The clinical development of Influvac Tetra, a QIV, aimed to support an indication for use similar to the existing approved TIV (Influvac), i.e. prophylaxis of influenza, especially in those at increased risk of associated complications.
The results of two clinical studies with Influvac Tetra showed consistent immunogenicity across age groups, demonstrating non-inferiority for shared strains and superiority to TIV for the alternate lineage influenza B strains.
At-risk status did not affect post-vaccination anti-HA antibody levels with Influvac Tetra.
The absolute vaccine efficacy of Influvac Tetra in the prevention of symptomatic influenza against the matching strains in children aged 6-35 months was 68%, and against any circulating seasonal influenza strain was 54%. Subgroup analyses further demonstrated consistent vaccine efficacy estimates among all age groups, including children under the age of 2 years, making a case that Influvac Tetra is a priming vaccine in young children. Vaccine efficacy persisted throughout the season.
Besides the hemagglutination inhibition (HI) antibody titers, Influvac Tetra also elicits an increase in neuraminidase inhibition (NI) antibody titers and Virus Neutralization titers (VN).
Cell-mediated immunity assessed across the entire age range demonstrated increased postvaccination CD4+ T cells producing TNF alpha, IFN gamma, and IL2+, suggesting that vaccination with Influvac Tetra activates T helper cells and confirms its role in inducing cell-mediated immunity.

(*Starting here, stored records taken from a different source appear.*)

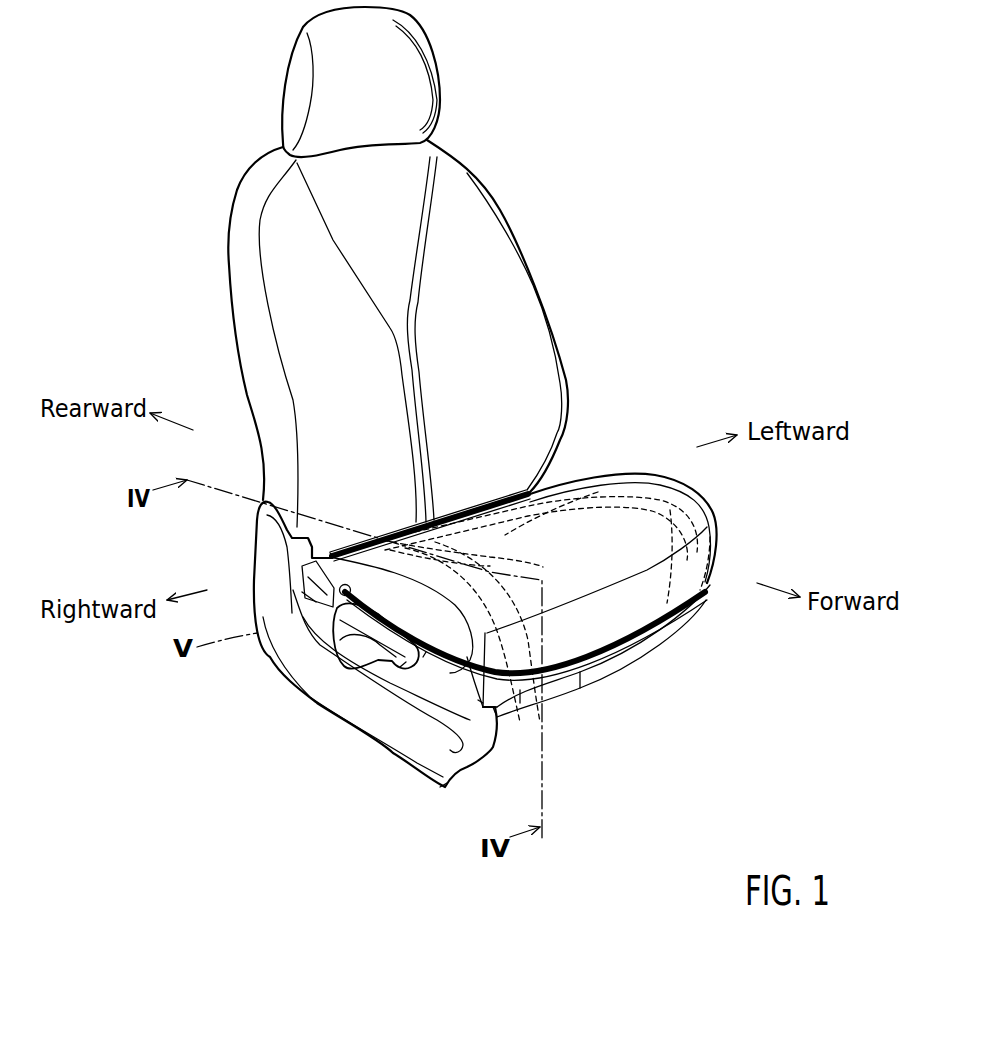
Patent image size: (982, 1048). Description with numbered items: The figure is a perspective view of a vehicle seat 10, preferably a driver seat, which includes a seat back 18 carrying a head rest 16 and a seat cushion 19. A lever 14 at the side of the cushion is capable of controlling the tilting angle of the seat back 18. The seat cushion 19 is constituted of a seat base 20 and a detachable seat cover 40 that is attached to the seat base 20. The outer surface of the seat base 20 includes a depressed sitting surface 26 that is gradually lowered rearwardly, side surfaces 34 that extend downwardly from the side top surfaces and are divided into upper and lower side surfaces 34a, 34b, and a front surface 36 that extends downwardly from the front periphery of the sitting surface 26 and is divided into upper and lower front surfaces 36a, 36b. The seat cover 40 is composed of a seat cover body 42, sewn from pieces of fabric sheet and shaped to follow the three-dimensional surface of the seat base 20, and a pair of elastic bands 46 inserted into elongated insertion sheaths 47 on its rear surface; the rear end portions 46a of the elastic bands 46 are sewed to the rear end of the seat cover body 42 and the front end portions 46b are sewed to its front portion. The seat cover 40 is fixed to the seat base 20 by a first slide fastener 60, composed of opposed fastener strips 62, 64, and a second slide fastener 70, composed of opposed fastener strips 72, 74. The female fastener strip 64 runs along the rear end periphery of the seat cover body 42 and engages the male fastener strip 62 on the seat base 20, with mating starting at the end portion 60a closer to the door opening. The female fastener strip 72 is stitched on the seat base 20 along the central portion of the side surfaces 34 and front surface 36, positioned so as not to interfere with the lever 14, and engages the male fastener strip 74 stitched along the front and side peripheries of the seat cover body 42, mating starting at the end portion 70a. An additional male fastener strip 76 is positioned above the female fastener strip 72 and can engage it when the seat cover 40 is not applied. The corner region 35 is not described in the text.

The vehicle seat 10 is at (626, 276).
The lever 14 is at (307, 680).
The head rest 16 is at (297, 77).
The seat back 18 is at (247, 287).
The seat cushion 19 is at (648, 472).
The seat base 20 is at (570, 688).
The sitting surface 26 is at (610, 580).
The side surfaces 34 is at (343, 813).
The upper side surface 34a is at (400, 667).
The lower side surface 34b is at (423, 657).
The front corner portion 35 is at (713, 581).
The front surface 36 is at (690, 743).
The upper front surface 36a is at (603, 627).
The lower front surface 36b is at (587, 667).
The seat cover 40 is at (713, 537).
The seat cover body 42 is at (653, 608).
The elastic bands 46 is at (645, 518).
The rear end portions of the elastic bands 46a is at (540, 488).
The front end portions of the elastic bands 46b is at (712, 553).
The elongated insertion sheaths 47 is at (600, 490).
The first slide fastener 60 is at (530, 385).
The end portion of the first slide fastener 60a is at (338, 540).
The male fastener strip 62 is at (507, 490).
The female fastener strip 64 is at (462, 512).
The second slide fastener 70 is at (463, 863).
The end portion of the second slide fastener 70a is at (322, 585).
The female fastener strip 72 is at (478, 700).
The male fastener strip 74 is at (442, 665).
The additional male fastener strip 76 is at (500, 720).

Influvac Tetra has a positive benefit-risk balance in children (over 6 months of age), adolescents, adults, and the elderly, and its safety profile is in line with the well-established safety profile of Influvac (TIV).
Declaration of interests
J Rogoll, J Nauta, S van de Witte, and A Kondratenko, are employed by Abbott, the company that manufactures Influvac and Influvac Tetra. S Hadigal and L Colombo are employees of Viatris. The authors have no other relevant affiliations or financial involvement with any organization or entity with a financial interest in or financial conflict with the subject matter or material discussed in the manuscript apart from those disclosed.
Reviewer disclosures
A reviewer on this manuscript discloses that they are an owner of intellectual property pertaining to the molecular clamp vaccine platform. They are also a scientific advisor to Vicebio Ltd. A second reviewer has disclosed that they receive honoraria from Abbott. Peer reviewers on this manuscript have no other relevant financial or other relationships to disclose.
Author contributions
Laura Colombo, Sanjay Hadigal, Jutta Rogoll and Serge van de Witte contributed to the design and implementation, data interpretation, drafting and editing of this review paper. Jos Nauta was the statistical lead and was primarily involved in the clinical study design, statistical analyses, and data interpretation. Alona Kondratenko revised the manuscript critically for important intellectual content. All authors contributed to the data interpretation, development, and review of this manuscript and confirm that they have read the Journal’s position on issues involved in ethical publication and affirm that this report is consistent with those guidelines. The sponsor also provided a formal review of this manuscript. All authors met ICMJE criteria and all those who fulfilled those criteria are listed as authors. All authors had access to the study data and made the final decision about where to publish these data and approved submission to this journal.
Correction Statement
This article has been corrected with minor changes. These changes do not impact the academic content of the article.